Page: 6 Decision No. 2115/15

[40] The other significant aspect of this case is that certain treating health professionals were
apparently unaware of the worker’s pre-existing ankylosing spondylitis. Dr. Axler, who
completed the Form 8 on the accident date indicated the worker reporting no previous condition,
despite the worker’s history of low back pain related to ankylosing spondylitis for which he had
been treated just two days before the workplace injury was reported. The physiotherapist, who
authorized the worker off work for several weeks, made no mention of the pre-existing condition
in their reports. The REC assessment report indicated the worker could not recall any past
injuries and there is no mention of the pre-existing condition in the report. We place full weight
on Dr. Harris and Dr. Fleming’s evidence in the Discussion Paper that ankylosing spondylitis is
characterized by intermittent flare-ups of back pain. We also place full weight on the evidence of
the specialist, Dr. Singh, who confirmed the diagnosis and indicated he advised the worker that
exercise is very important to maintain good movements. We prefer this evidence to that of the
health professionals who were apparently unaware of the pre-existing condition and who
authorized the worker off work after the workplace injury. We note that Dr. Atalla, who had
been aware and had been treating the worker’s pre-existing condition indicated in his Form 8
after the workplace injury that the worker could return to modified duties.
[41] We note the worker’s testimony that the modified job he returned to involved distributing
tools and caused no problems for him.
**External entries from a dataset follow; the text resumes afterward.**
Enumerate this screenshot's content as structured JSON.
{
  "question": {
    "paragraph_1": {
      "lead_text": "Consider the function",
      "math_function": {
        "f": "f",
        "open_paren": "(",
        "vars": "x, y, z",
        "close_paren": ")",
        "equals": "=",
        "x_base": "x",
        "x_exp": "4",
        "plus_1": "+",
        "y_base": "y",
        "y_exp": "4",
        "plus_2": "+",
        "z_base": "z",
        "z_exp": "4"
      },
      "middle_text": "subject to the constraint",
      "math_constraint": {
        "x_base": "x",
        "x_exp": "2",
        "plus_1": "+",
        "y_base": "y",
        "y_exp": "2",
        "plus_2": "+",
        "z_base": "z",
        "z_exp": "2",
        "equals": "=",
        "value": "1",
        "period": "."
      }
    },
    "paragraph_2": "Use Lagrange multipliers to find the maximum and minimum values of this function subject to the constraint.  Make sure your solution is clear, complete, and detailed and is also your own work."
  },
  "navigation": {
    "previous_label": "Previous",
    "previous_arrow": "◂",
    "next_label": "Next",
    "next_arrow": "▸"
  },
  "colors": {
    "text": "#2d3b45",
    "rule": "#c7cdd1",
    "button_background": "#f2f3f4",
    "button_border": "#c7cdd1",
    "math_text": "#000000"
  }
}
The worker’s testimony does not explain why he refused
the modified duties after performing them for two hours on May 14, 2011, and why he refused
them again at the June 6, 2012 return-to-work meeting until July 8, 2012, when he returned to the
modified job. The copy of the employer’s May 10, 2012 written offer of modified duties is
consistent with the worker’s testimony that the job was very light and involved giving out tools.
The offer indicated the job involved “sign in and out light hand tools, issuing miscellaneous
items such as safety glasses, and dust masks to employees” and that the worker had limitations
for bending/twisting, climbing and lifting. We find the modified duties were suitable for the
worker.
[42] In summary, we find the REC assessor’s apparent mystification and reference to
functional overlay and symptom magnification on June 6, 2012 concerning the worker’s
condition is reasonably explained by their lack of awareness of the worker’s ankylosing
spondylitis. That condition, characterized by flare-ups of low back pain that the worker had been
experiencing from 2007 or 2008, and on May 5, 2012, two days before the reported workplace
injury, would, in our view, reasonably explain the worker’s symptoms in light of the MRI
findings before the REC assessors that indicated only mild DDD. We find therefore, that the
worker’s low back symptoms from June 6, 2012, were, on a balance of probabilities, related to
the underlying condition and were not related to the reported workplace injury. There is no
entitlement to LOE benefits beyond June 6, 2012, and no ongoing entitlement for the workplace
injury.
Page: 7 Decision No. 2115/15

DISPOSITION

[43] The appeal is denied. There is no entitlement to LOE benefits from June 6, 2012 and no
ongoing entitlement for the workplace low back injury.